Italian oil giant Eni is adamant it did nothing wrong when it, together with Shell, bought a stake in the OPL 245 field in Nigeria back in 2011.
To remind, according to reports from February, Italian prosecutors have charged Eni and its CEO Claudio Descalzi with international corruption over the controversial 2011 offshore block acquisition in Nigeria.
Apart from Descalzi, the charge reportedly extends to the former CEO Paolo Scaroni and nine other people involved in the $1.3 billion deal. Scaroni served as the Chief Executive Officer of Eni from June 2005 to May 2014, when he was succeeded by Descalzi.
Following the reported charges, Eni said it “confirms its total confidence that Eni is entirely free of any involvement in the alleged corrupt conduct subject to investigation.”
Eni and Shell jointly bought the block in 2011 for more than one billion U.S. dollars. In 2014, the Milan Prosecutor’s office launched an investigation to see where the payment went and whether Eni and Shell knew, as it has been alleged that the money didn’t end up in the state coffers but was passed on further to the former oil minister Dan Etete.
The OPL 245 licence had been owned by Malabu oil company, allegedly secretly owned by Etete. The allegations are that the Nigerian government gave the license to Shell and Eni for more than a billion dollars, and then passed the cash further to Malabu, that is, Etete.
Both Eni and Shell have been denying any wrongdoing ever since the start of the investigation.
To remind, a Nigerian court in Abuja in on January 26, 2017 gave an order ceding control of the OPL 245 block, to the Federal Government “pending investigation and prosecution of suspects” in the $1.1 billion deal.
According to Eni, The court order does not revoke the license but restricts temporarily Eni’s ability to dispose of and manage the property, pending the conclusion of the investigation into alleged corruption and money laundering in respect of the acquisition of the license. Eni and Shell have made an application to discharge the order.
Eni said its management believed that the company may possibly accede not only to jurisdictional remedies provided by Nigerian laws but also to arbitration remedies provided by international treaties for the protection of investments.
In a statement on Wednesday, Eni’s Board of Directors said that further forensic investigations into the 2011 transaction between Eni and Shell and the Nigerian Government for the acquisition of the OPL 245 license in Nigeria have been completed.
The investigations were conducted by an independent US law firm, commissioned by Eni’s Board of Statutory Auditors and Watch Structure, Eni added.

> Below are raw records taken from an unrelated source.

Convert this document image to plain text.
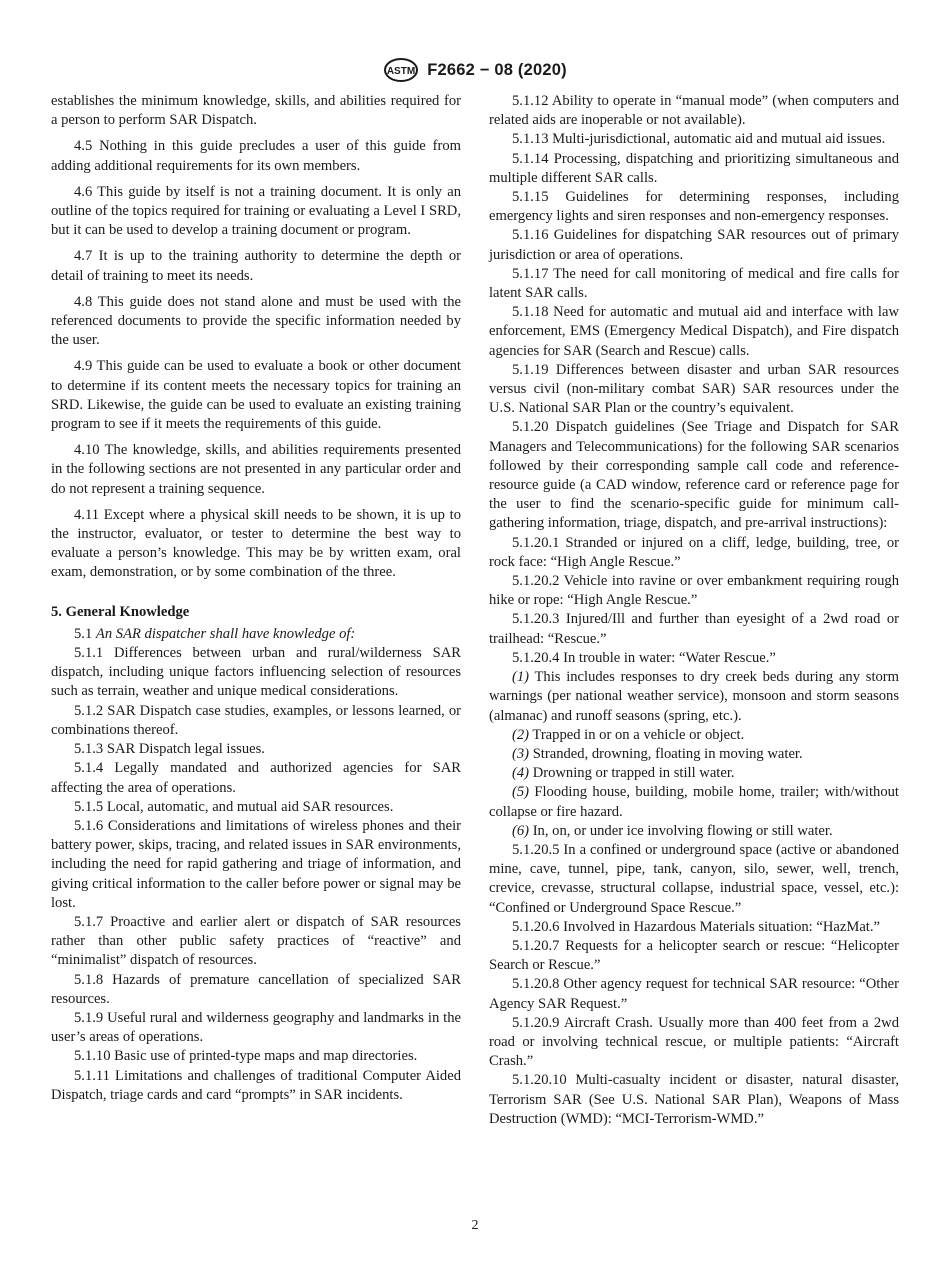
ASTM F2662 − 08 (2020)

establishes the minimum knowledge, skills, and abilities required for a person to perform SAR Dispatch.

4.5 Nothing in this guide precludes a user of this guide from adding additional requirements for its own members.

4.6 This guide by itself is not a training document. It is only an outline of the topics required for training or evaluating a Level I SRD, but it can be used to develop a training document or program.

4.7 It is up to the training authority to determine the depth or detail of training to meet its needs.

4.8 This guide does not stand alone and must be used with the referenced documents to provide the specific information needed by the user.

4.9 This guide can be used to evaluate a book or other document to determine if its content meets the necessary topics for training an SRD. Likewise, the guide can be used to evaluate an existing training program to see if it meets the requirements of this guide.

4.10 The knowledge, skills, and abilities requirements presented in the following sections are not presented in any particular order and do not represent a training sequence.

4.11 Except where a physical skill needs to be shown, it is up to the instructor, evaluator, or tester to determine the best way to evaluate a person’s knowledge. This may be by written exam, oral exam, demonstration, or by some combination of the three.

5. General Knowledge

5.1 An SAR dispatcher shall have knowledge of:

5.1.1 Differences between urban and rural/wilderness SAR dispatch, including unique factors influencing selection of resources such as terrain, weather and unique medical considerations.

5.1.2 SAR Dispatch case studies, examples, or lessons learned, or combinations thereof.

5.1.3 SAR Dispatch legal issues.

5.1.4 Legally mandated and authorized agencies for SAR affecting the area of operations.

5.1.5 Local, automatic, and mutual aid SAR resources.

5.1.6 Considerations and limitations of wireless phones and their battery power, skips, tracing, and related issues in SAR environments, including the need for rapid gathering and triage of information, and giving critical information to the caller before power or signal may be lost.

5.1.7 Proactive and earlier alert or dispatch of SAR resources rather than other public safety practices of “reactive” and “minimalist” dispatch of resources.

5.1.8 Hazards of premature cancellation of specialized SAR resources.

5.1.9 Useful rural and wilderness geography and landmarks in the user’s areas of operations.

5.1.10 Basic use of printed-type maps and map directories.

5.1.11 Limitations and challenges of traditional Computer Aided Dispatch, triage cards and card “prompts” in SAR incidents.

5.1.12 Ability to operate in “manual mode” (when computers and related aids are inoperable or not available).

5.1.13 Multi-jurisdictional, automatic aid and mutual aid issues.

5.1.14 Processing, dispatching and prioritizing simultaneous and multiple different SAR calls.

5.1.15 Guidelines for determining responses, including emergency lights and siren responses and non-emergency responses.

5.1.16 Guidelines for dispatching SAR resources out of primary jurisdiction or area of operations.

5.1.17 The need for call monitoring of medical and fire calls for latent SAR calls.

5.1.18 Need for automatic and mutual aid and interface with law enforcement, EMS (Emergency Medical Dispatch), and Fire dispatch agencies for SAR (Search and Rescue) calls.

5.1.19 Differences between disaster and urban SAR resources versus civil (non-military combat SAR) SAR resources under the U.S. National SAR Plan or the country’s equivalent.

5.1.20 Dispatch guidelines (See Triage and Dispatch for SAR Managers and Telecommunications) for the following SAR scenarios followed by their corresponding sample call code and reference-resource guide (a CAD window, reference card or reference page for the user to find the scenario-specific guide for minimum call-gathering information, triage, dispatch, and pre-arrival instructions):

5.1.20.1 Stranded or injured on a cliff, ledge, building, tree, or rock face: “High Angle Rescue.”

5.1.20.2 Vehicle into ravine or over embankment requiring rough hike or rope: “High Angle Rescue.”

5.1.20.3 Injured/Ill and further than eyesight of a 2wd road or trailhead: “Rescue.”

5.1.20.4 In trouble in water: “Water Rescue.”

(1) This includes responses to dry creek beds during any storm warnings (per national weather service), monsoon and storm seasons (almanac) and runoff seasons (spring, etc.).

(2) Trapped in or on a vehicle or object.

(3) Stranded, drowning, floating in moving water.

(4) Drowning or trapped in still water.

(5) Flooding house, building, mobile home, trailer; with/without collapse or fire hazard.

(6) In, on, or under ice involving flowing or still water.

5.1.20.5 In a confined or underground space (active or abandoned mine, cave, tunnel, pipe, tank, canyon, silo, sewer, well, trench, crevice, crevasse, structural collapse, industrial space, vessel, etc.): “Confined or Underground Space Rescue.”

5.1.20.6 Involved in Hazardous Materials situation: “HazMat.”

5.1.20.7 Requests for a helicopter search or rescue: “Helicopter Search or Rescue.”

5.1.20.8 Other agency request for technical SAR resource: “Other Agency SAR Request.”

5.1.20.9 Aircraft Crash. Usually more than 400 feet from a 2wd road or involving technical rescue, or multiple patients: “Aircraft Crash.”

5.1.20.10 Multi-casualty incident or disaster, natural disaster, Terrorism SAR (See U.S. National SAR Plan), Weapons of Mass Destruction (WMD): “MCI-Terrorism-WMD.”

2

“The investigations examined the new materials and further information filed by the Milan prosecutors as part of the closure of the investigation in December 2016. The law firm confirms the conclusions reached by previous investigations in 2015, stating that there is no evidence of corrupt conduct in relation to the transaction.
Eni’s Board of Directors confirmed its total confidence that neither the Company or its CEO Claudio Descalzi were involved in alleged illicit conduct under investigation,” Eni said.